What happened? The Fed freaked out and came to the rescue, of course. In early September, banks were allowed to borrow direct from the Fed’s “discount window”. But only as long as they reduced lending to businesses and kept investing in munis. The muni market stabilised and stocks bottomed out, even as a shaken Fed cut interest rates sharply.

Why was there no recession? Partly because the Fed changed its tune pretty quickly. But mainly because government spending on the war in Vietnam kept ramping up. This offset the significant drop in corporate investment as banks reined in corporate lending.

The birth of the “Greenspan put”

Given the limited immediate consequences, and the sheer mess of the decade that followed, it’s no surprise that the crisis of 1966 isn’t exactly etched into anyone’s memory. What’s most interesting about the whole thing from an investment point of view, is that it set a pattern for the future.

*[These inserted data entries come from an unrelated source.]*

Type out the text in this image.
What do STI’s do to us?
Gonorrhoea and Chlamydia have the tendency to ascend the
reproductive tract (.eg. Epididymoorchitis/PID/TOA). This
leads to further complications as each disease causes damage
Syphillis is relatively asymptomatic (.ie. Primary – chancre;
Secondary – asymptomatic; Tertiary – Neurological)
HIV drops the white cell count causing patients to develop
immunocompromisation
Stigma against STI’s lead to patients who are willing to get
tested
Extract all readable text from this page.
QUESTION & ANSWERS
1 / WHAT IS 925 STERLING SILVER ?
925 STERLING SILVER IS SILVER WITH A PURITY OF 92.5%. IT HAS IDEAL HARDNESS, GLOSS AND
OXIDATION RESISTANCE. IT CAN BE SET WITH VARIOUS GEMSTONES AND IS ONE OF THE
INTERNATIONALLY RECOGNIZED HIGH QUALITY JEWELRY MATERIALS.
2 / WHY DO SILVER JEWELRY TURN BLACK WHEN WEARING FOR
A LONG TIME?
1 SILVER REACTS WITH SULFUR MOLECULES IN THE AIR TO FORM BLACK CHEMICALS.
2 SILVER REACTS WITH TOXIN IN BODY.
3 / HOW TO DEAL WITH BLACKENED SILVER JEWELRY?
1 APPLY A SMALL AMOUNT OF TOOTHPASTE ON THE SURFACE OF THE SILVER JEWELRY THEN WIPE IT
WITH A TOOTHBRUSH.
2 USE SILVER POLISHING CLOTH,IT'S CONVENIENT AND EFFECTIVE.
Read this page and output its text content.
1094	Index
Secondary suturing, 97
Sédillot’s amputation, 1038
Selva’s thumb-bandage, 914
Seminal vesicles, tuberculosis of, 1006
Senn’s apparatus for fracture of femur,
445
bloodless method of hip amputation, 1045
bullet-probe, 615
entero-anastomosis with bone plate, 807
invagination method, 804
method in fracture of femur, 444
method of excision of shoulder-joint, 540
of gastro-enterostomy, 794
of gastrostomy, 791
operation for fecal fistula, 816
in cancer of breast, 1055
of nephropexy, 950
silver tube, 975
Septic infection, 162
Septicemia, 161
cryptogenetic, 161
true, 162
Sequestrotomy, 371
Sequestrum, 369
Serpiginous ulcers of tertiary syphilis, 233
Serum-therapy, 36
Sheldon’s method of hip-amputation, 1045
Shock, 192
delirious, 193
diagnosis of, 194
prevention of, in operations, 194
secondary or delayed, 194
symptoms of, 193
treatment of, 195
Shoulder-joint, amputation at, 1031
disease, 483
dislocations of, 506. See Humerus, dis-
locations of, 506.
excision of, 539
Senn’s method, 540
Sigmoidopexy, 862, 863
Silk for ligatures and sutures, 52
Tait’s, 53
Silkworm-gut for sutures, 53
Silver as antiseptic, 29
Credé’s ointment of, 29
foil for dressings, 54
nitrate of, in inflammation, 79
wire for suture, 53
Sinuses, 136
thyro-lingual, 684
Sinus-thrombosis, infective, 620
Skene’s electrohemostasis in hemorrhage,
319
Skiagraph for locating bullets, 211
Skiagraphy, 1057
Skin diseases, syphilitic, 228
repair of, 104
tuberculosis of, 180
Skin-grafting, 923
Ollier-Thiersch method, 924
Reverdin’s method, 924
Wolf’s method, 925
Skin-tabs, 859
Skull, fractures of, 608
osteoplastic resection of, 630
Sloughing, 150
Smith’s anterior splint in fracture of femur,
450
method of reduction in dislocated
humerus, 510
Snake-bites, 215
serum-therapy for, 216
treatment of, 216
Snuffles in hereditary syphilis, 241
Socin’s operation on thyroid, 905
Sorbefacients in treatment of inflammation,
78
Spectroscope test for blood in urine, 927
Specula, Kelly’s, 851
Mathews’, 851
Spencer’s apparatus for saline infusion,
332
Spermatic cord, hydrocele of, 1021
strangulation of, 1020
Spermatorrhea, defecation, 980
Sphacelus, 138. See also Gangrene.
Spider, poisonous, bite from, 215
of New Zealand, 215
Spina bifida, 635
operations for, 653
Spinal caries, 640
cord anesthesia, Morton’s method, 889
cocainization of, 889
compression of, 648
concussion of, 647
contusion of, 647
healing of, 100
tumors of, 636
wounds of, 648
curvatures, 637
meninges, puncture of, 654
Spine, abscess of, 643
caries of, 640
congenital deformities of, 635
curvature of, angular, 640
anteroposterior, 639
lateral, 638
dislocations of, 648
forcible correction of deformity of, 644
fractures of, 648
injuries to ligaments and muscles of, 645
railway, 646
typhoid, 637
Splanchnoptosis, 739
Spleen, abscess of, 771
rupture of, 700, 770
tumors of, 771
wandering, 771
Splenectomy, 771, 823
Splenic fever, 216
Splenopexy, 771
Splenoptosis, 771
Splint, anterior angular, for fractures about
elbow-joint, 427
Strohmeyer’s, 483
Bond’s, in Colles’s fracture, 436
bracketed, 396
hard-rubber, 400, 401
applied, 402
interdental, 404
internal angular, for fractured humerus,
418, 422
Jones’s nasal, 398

As Minsky scholar L. Randall Wray puts it in a piece for the Jerome Levy Economics Institute, “as a result of Fed intervention, the economy continued to expand, new financial practices emerged and were validated, leverage ratios increased, memories of the Great Depression faded, and markets came to expect that big government and the Fed would come to the rescue as needed.”

In short, Alan Greenspan might have made the “Greenspan put” infamous – but the moral hazard created by the Fed’s actions was already becoming embedded in markets while he was still playing jazz clarinet and hanging out with his fellow Ayn Rand disciples.